Fund managers said Argentine bonds were marked roughly 10 per cent down across the board while credit default swaps, used to insure against default, are near the highest since May, 2009, above 2,400 basis points, according to data from Markit.

That's up from less than 1,000 basis points in early October.

"We haven't had a default on our portfolio since we started the fund 12 years ago and sometimes the signals are so strong you know something bad is going to happen," said Jeremy Brewin, a portfolio manager at Aviva Investors.

"At a time like this you want to be neutral or underweight."

New York federal judge Thomas Griesa on Wednesday ordered Buenos Aires to immediately pay "holdout" investors who shunned two exchanges of defaulted sovereign debt in 2005 and 2010.

If Griesa's ruling is upheld and Argentina defies it, U.S. courts could stop payments to creditors who accepted previous restructurings. That could trigger technical default on around $24-billion of debt, issued under previous debt exchanges.

President Cristina Kirchner has vowed not to pay "a single dollar" to holdout funds that Argentina terms vultures. That raises the possibility of default as early as next month.

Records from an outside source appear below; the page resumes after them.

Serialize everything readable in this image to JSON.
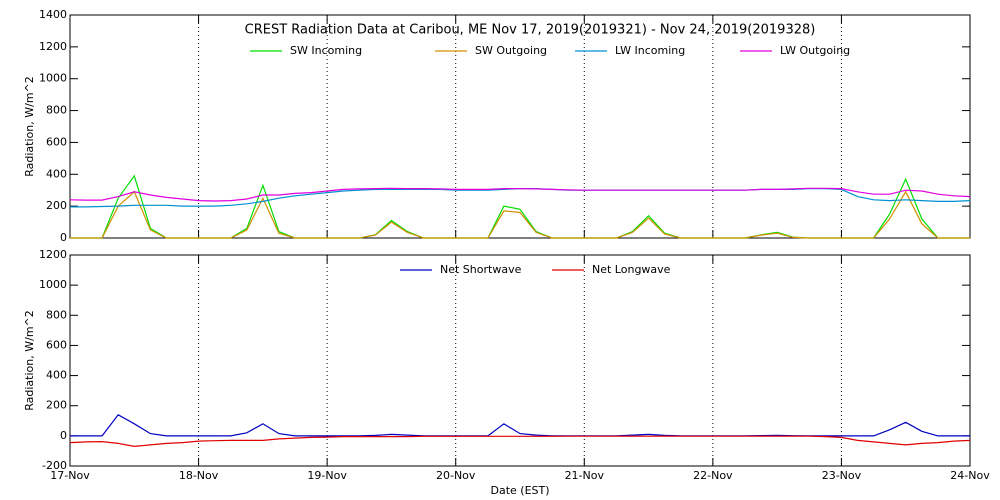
{
  "chart_data": [
    {
      "type": "line",
      "title": "CREST Radiation Data at Caribou, ME   Nov 17, 2019(2019321) - Nov 24, 2019(2019328)",
      "ylabel": "Radiation, W/m^2",
      "x": [
        0,
        0.125,
        0.25,
        0.375,
        0.5,
        0.625,
        0.75,
        0.875,
        1,
        1.125,
        1.25,
        1.375,
        1.5,
        1.625,
        1.75,
        1.875,
        2,
        2.125,
        2.25,
        2.375,
        2.5,
        2.625,
        2.75,
        2.875,
        3,
        3.125,
        3.25,
        3.375,
        3.5,
        3.625,
        3.75,
        3.875,
        4,
        4.125,
        4.25,
        4.375,
        4.5,
        4.625,
        4.75,
        4.875,
        5,
        5.125,
        5.25,
        5.375,
        5.5,
        5.625,
        5.75,
        5.875,
        6,
        6.125,
        6.25,
        6.375,
        6.5,
        6.625,
        6.75,
        6.875,
        7
      ],
      "xlim": [
        0,
        7
      ],
      "xticks": [
        {
          "value": 0,
          "label": "17-Nov"
        },
        {
          "value": 1,
          "label": "18-Nov"
        },
        {
          "value": 2,
          "label": "19-Nov"
        },
        {
          "value": 3,
          "label": "20-Nov"
        },
        {
          "value": 4,
          "label": "21-Nov"
        },
        {
          "value": 5,
          "label": "22-Nov"
        },
        {
          "value": 6,
          "label": "23-Nov"
        },
        {
          "value": 7,
          "label": "24-Nov"
        }
      ],
      "ylim": [
        0,
        1400
      ],
      "yticks": [
        0,
        200,
        400,
        600,
        800,
        1000,
        1200,
        1400
      ],
      "grid": "x",
      "series": [
        {
          "name": "SW Incoming",
          "color": "#00dd00",
          "values": [
            0,
            0,
            0,
            250,
            390,
            60,
            0,
            0,
            0,
            0,
            0,
            60,
            330,
            40,
            0,
            0,
            0,
            0,
            0,
            20,
            110,
            40,
            0,
            0,
            0,
            0,
            0,
            200,
            180,
            40,
            0,
            0,
            0,
            0,
            0,
            40,
            140,
            30,
            0,
            0,
            0,
            0,
            0,
            20,
            35,
            5,
            0,
            0,
            0,
            0,
            0,
            150,
            370,
            120,
            0,
            0,
            0
          ]
        },
        {
          "name": "SW Outgoing",
          "color": "#d09000",
          "values": [
            0,
            0,
            0,
            200,
            290,
            50,
            0,
            0,
            0,
            0,
            0,
            50,
            250,
            30,
            0,
            0,
            0,
            0,
            0,
            18,
            100,
            35,
            0,
            0,
            0,
            0,
            0,
            170,
            160,
            35,
            0,
            0,
            0,
            0,
            0,
            35,
            125,
            25,
            0,
            0,
            0,
            0,
            0,
            18,
            30,
            4,
            0,
            0,
            0,
            0,
            0,
            120,
            290,
            90,
            0,
            0,
            0
          ]
        },
        {
          "name": "LW Incoming",
          "color": "#0090d0",
          "values": [
            195,
            195,
            198,
            200,
            205,
            205,
            205,
            200,
            200,
            200,
            205,
            215,
            230,
            250,
            265,
            275,
            285,
            295,
            300,
            305,
            305,
            305,
            305,
            305,
            300,
            300,
            300,
            305,
            310,
            310,
            305,
            300,
            300,
            300,
            300,
            300,
            300,
            300,
            300,
            300,
            300,
            300,
            300,
            305,
            305,
            305,
            310,
            310,
            305,
            260,
            240,
            235,
            240,
            235,
            230,
            230,
            235
          ]
        },
        {
          "name": "LW Outgoing",
          "color": "#e000e0",
          "values": [
            240,
            238,
            238,
            260,
            290,
            270,
            255,
            245,
            235,
            232,
            235,
            245,
            270,
            270,
            280,
            285,
            295,
            305,
            308,
            310,
            312,
            310,
            310,
            308,
            305,
            305,
            305,
            310,
            310,
            308,
            305,
            302,
            300,
            300,
            300,
            300,
            300,
            300,
            300,
            300,
            300,
            300,
            300,
            305,
            305,
            308,
            312,
            312,
            310,
            290,
            275,
            275,
            300,
            295,
            275,
            265,
            260
          ]
        }
      ]
    },
    {
      "type": "line",
      "ylabel": "Radiation, W/m^2",
      "xlabel": "Date (EST)",
      "x": [
        0,
        0.125,
        0.25,
        0.375,
        0.5,
        0.625,
        0.75,
        0.875,
        1,
        1.125,
        1.25,
        1.375,
        1.5,
        1.625,
        1.75,
        1.875,
        2,
        2.125,
        2.25,
        2.375,
        2.5,
        2.625,
        2.75,
        2.875,
        3,
        3.125,
        3.25,
        3.375,
        3.5,
        3.625,
        3.75,
        3.875,
        4,
        4.125,
        4.25,
        4.375,
        4.5,
        4.625,
        4.75,
        4.875,
        5,
        5.125,
        5.25,
        5.375,
        5.5,
        5.625,
        5.75,
        5.875,
        6,
        6.125,
        6.25,
        6.375,
        6.5,
        6.625,
        6.75,
        6.875,
        7
      ],
      "xlim": [
        0,
        7
      ],
      "xticks": [
        {
          "value": 0,
          "label": "17-Nov"
        },
        {
          "value": 1,
          "label": "18-Nov"
        },
        {
          "value": 2,
          "label": "19-Nov"
        },
        {
          "value": 3,
          "label": "20-Nov"
        },
        {
          "value": 4,
          "label": "21-Nov"
        },
        {
          "value": 5,
          "label": "22-Nov"
        },
        {
          "value": 6,
          "label": "23-Nov"
        },
        {
          "value": 7,
          "label": "24-Nov"
        }
      ],
      "ylim": [
        -200,
        1200
      ],
      "yticks": [
        -200,
        0,
        200,
        400,
        600,
        800,
        1000,
        1200
      ],
      "grid": "x",
      "series": [
        {
          "name": "Net Shortwave",
          "color": "#0000c0",
          "values": [
            0,
            0,
            0,
            140,
            80,
            15,
            0,
            0,
            0,
            0,
            0,
            20,
            80,
            15,
            0,
            0,
            0,
            0,
            0,
            3,
            10,
            5,
            0,
            0,
            0,
            0,
            0,
            80,
            15,
            5,
            0,
            0,
            0,
            0,
            0,
            5,
            10,
            3,
            0,
            0,
            0,
            0,
            0,
            2,
            4,
            1,
            0,
            0,
            0,
            0,
            0,
            40,
            90,
            30,
            0,
            0,
            0
          ]
        },
        {
          "name": "Net Longwave",
          "color": "#e00000",
          "values": [
            -45,
            -40,
            -38,
            -50,
            -70,
            -60,
            -50,
            -45,
            -35,
            -32,
            -30,
            -30,
            -30,
            -20,
            -15,
            -10,
            -8,
            -5,
            -5,
            -5,
            -5,
            -5,
            -3,
            -3,
            -3,
            -3,
            -3,
            -3,
            -3,
            -3,
            -3,
            -2,
            -2,
            -2,
            -2,
            -2,
            -2,
            -2,
            -2,
            -2,
            -2,
            -2,
            -2,
            -2,
            -2,
            -2,
            -2,
            -5,
            -10,
            -30,
            -40,
            -50,
            -60,
            -50,
            -45,
            -35,
            -30
          ]
        }
      ]
    }
  ]
}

Argentina must pay $40-million in interest on its 2017 dollar bond on Dec. 2 but the main obligation falls due on Dec. 15 when it owes holders of GDP warrants $3-billion. Some fear non-payment of this will trigger cross-default on the $24-billion that is outstanding in external debt.

The 2017 bond issued during the 2010 debt swap fell to 70 cents on the dollar on Tuesday, matching the record low hit earlier in November. The GDP warrants fell 8.9 per cent in local trade.

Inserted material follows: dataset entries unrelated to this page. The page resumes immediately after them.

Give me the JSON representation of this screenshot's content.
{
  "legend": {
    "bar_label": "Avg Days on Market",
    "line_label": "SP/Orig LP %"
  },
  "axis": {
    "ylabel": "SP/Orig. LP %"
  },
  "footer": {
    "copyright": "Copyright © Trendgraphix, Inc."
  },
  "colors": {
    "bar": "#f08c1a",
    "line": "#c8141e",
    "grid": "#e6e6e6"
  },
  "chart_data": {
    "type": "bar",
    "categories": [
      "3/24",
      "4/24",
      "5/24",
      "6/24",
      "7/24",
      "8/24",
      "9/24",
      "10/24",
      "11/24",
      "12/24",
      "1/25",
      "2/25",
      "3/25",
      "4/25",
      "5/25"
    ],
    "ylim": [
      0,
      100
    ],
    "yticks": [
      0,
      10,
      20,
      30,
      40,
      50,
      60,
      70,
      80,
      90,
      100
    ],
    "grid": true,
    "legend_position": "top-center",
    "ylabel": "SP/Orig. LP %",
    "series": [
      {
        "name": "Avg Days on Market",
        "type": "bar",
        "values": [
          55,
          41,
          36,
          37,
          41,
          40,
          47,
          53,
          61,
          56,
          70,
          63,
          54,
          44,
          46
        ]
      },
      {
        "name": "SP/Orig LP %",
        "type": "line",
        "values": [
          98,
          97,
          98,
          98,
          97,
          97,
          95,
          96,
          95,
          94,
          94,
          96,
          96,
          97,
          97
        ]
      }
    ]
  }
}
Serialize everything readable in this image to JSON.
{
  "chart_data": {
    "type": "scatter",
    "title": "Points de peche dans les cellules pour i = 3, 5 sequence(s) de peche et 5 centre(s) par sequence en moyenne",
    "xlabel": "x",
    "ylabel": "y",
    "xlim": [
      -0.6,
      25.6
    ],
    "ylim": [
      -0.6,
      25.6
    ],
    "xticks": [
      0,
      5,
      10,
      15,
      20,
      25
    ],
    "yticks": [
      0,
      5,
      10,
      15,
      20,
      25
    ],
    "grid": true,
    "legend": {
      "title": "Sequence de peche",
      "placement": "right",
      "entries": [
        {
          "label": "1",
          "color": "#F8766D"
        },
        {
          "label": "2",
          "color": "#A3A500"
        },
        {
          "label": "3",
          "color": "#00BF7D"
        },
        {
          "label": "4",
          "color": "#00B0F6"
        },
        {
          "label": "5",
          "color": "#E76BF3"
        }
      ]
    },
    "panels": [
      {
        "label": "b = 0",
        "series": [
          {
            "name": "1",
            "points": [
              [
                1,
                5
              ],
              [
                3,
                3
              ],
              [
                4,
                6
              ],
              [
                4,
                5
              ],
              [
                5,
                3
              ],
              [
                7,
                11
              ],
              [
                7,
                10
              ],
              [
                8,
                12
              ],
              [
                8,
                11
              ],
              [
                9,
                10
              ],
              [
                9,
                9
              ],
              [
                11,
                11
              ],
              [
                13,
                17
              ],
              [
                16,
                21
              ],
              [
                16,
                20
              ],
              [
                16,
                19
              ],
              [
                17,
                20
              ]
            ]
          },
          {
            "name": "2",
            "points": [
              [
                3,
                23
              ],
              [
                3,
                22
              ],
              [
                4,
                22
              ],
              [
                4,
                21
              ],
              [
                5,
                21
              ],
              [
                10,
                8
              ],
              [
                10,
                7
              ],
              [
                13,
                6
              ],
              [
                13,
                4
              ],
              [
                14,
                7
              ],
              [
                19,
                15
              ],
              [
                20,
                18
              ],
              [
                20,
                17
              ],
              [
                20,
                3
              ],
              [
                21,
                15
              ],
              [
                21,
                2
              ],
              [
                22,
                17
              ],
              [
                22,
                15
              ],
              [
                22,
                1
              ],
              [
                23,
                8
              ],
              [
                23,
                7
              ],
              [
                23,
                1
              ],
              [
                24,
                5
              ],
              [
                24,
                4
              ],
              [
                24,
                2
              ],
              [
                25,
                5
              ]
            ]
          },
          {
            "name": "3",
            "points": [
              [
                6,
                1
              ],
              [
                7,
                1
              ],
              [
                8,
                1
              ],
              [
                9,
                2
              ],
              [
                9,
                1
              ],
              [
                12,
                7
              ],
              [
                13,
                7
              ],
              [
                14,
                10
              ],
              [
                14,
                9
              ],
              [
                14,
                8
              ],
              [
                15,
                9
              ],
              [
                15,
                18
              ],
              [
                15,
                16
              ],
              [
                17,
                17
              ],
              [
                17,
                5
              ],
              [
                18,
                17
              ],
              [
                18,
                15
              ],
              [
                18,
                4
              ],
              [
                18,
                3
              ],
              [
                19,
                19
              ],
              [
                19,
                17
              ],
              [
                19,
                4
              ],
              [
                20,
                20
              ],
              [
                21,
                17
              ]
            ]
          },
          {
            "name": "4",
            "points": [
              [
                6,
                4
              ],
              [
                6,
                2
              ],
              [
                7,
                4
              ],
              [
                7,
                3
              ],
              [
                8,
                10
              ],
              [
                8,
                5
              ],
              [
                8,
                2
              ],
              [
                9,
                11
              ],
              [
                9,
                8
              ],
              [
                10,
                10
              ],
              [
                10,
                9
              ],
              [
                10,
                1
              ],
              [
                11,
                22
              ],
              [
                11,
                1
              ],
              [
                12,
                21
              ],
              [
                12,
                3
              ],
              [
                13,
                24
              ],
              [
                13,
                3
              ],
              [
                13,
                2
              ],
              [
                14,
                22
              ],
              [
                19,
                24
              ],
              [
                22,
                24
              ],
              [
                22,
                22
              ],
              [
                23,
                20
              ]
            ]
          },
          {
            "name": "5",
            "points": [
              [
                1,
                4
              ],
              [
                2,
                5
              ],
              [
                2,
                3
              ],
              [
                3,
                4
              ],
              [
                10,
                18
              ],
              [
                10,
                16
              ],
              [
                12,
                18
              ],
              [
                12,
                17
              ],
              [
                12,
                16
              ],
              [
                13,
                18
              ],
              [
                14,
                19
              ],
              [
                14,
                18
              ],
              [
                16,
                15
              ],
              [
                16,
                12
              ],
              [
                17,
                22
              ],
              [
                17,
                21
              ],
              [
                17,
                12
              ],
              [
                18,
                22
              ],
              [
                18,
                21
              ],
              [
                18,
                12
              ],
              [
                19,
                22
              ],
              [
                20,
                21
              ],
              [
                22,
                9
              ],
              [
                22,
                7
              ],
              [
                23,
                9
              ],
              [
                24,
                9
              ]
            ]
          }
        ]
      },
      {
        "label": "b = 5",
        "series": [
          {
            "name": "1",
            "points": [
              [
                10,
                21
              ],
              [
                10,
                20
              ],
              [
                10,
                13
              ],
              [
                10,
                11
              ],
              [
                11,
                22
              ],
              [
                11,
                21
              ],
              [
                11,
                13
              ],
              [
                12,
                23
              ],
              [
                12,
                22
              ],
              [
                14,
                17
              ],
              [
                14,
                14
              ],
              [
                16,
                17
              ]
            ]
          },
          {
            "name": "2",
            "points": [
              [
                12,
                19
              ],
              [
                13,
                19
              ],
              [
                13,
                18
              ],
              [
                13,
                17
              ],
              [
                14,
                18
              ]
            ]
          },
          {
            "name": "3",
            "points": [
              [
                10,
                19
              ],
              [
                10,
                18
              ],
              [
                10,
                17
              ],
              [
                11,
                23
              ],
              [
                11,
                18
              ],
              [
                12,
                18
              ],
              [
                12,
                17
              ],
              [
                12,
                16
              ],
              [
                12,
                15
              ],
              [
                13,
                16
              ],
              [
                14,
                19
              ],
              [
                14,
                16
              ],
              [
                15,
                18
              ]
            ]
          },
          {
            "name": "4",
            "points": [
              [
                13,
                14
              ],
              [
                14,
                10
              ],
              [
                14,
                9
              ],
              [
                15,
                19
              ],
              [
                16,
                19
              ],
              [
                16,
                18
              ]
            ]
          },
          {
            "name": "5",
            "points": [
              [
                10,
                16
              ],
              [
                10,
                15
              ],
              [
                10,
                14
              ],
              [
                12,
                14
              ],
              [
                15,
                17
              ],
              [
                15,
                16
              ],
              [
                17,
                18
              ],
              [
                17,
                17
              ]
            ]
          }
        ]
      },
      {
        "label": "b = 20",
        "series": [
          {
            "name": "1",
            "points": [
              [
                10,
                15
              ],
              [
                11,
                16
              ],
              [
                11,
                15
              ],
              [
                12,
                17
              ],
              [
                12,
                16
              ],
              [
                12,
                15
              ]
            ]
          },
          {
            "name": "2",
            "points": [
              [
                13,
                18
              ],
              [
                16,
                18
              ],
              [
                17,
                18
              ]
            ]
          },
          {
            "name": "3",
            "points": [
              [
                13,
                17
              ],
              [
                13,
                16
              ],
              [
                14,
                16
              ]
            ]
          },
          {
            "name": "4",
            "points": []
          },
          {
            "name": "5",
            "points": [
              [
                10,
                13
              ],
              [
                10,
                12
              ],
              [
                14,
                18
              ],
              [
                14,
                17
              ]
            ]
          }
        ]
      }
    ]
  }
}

Sam Finkelstein, head of emerging debt at Goldman Sachs Asset Management in London, said he was "very cautiously positioned" on Argentina. Like many fund managers, Mr. Finkelstein had been overweight the bonds until earlier this year.

"There's a lot of legal risk and a non-trivial probability that Argentina opts to default rather than deal with the holdouts. They have the money to pay all creditors but that's a political decision," he said.

The developments are a huge reversal for Argentine bonds that until recently were in high favour because of double-digit yields, rare even in emerging markets. Argentine debt yields more than 10 basis points more than U.S. Treasuries, compared with a 1.5 percentage point premium paid by Brazil.

Even now, not all investors have bailed out.

Rob Drijkoningen, head of emerging debt at ING Investment Management remains overweight, noting that Argentina is willing to pay holders of restructured debt and has the funds to do so.

"In this regard the yield spreads are very juicy," he said.

Mr. Drijkoningen was critical of the court ruling.

"One thing the judge seemed to forget was that without the ... restructured debt holders such as ourselves, Argentina's debt would not have been sustainable," he said.

"Restructured debt holders wrote off 67 per cent of the original debt and on the back of that improvement in debt profile, the plaintiffs are getting their way for now."